Delayed Skin Testing for Systemic Medications: Helpful or Not?

Abstract

Cutaneous adverse drug reactions (CADR) collectively are delayed drug reactions such as morbilliform drug eruption (MDE) and severe cutaneous adverse reactions (SCAR). Whereas MDE may wane over time, be the result of drug viral interactions and be amenable to slow reintroduction or rechallenge, SCAR are HLA class I restricted, T-cell mediated reactions that demonstrate durable immunity and warrant lifelong avoidance.
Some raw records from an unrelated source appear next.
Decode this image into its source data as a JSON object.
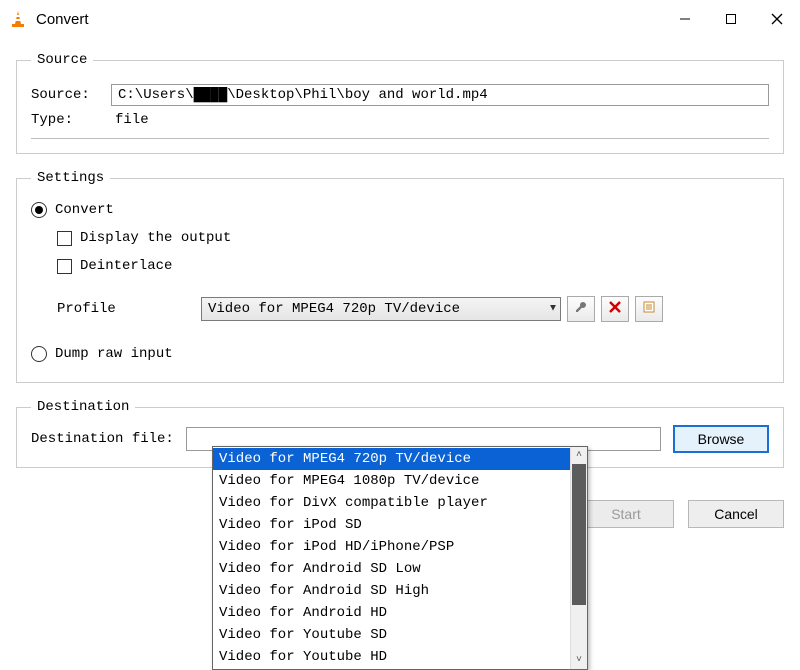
{
  "window": {
    "title": "Convert"
  },
  "source": {
    "legend": "Source",
    "source_label": "Source:",
    "source_value": "C:\\Users\\████\\Desktop\\Phil\\boy and world.mp4",
    "type_label": "Type:",
    "type_value": "file"
  },
  "settings": {
    "legend": "Settings",
    "convert_label": "Convert",
    "display_output_label": "Display the output",
    "deinterlace_label": "Deinterlace",
    "profile_label": "Profile",
    "profile_selected": "Video for MPEG4 720p TV/device",
    "profile_options": [
      "Video for MPEG4 720p TV/device",
      "Video for MPEG4 1080p TV/device",
      "Video for DivX compatible player",
      "Video for iPod SD",
      "Video for iPod HD/iPhone/PSP",
      "Video for Android SD Low",
      "Video for Android SD High",
      "Video for Android HD",
      "Video for Youtube SD",
      "Video for Youtube HD"
    ],
    "dump_raw_label": "Dump raw input"
  },
  "destination": {
    "legend": "Destination",
    "dest_label": "Destination file:",
    "browse_label": "Browse"
  },
  "footer": {
    "start_label": "Start",
    "cancel_label": "Cancel"
  }
}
SCAR such as drug reaction with eosinophilia and systemic symptoms (DRESS), Stevens-Johnson syndrome and toxic epidermal necrolysis (SJS/TEN), acute generalized exanthematous pustulosis (AGEP) and generalized bullous fixed drug eruption (GBFDE) often occur in the setting of multiple drugs dosed together. Collectively, they lead to significant morbidity, mortality and drug safety concerns that could severely limit future treatment options. Currently, no single or combination of diagnostic tests for SCAR such as ex vivo or in vitro testing, in vivo (skin testing) or other adjunctive tests such as HLA typing have 100% negative predictive value. In this "Controversies in Allergy Review Article", we review the current literature on delayed skin testing (patch and delayed prick/intradermal test) and critically assess the evidence base of its utility across different drugs and clinical phenotypes of delayed hypersensitivity reactions.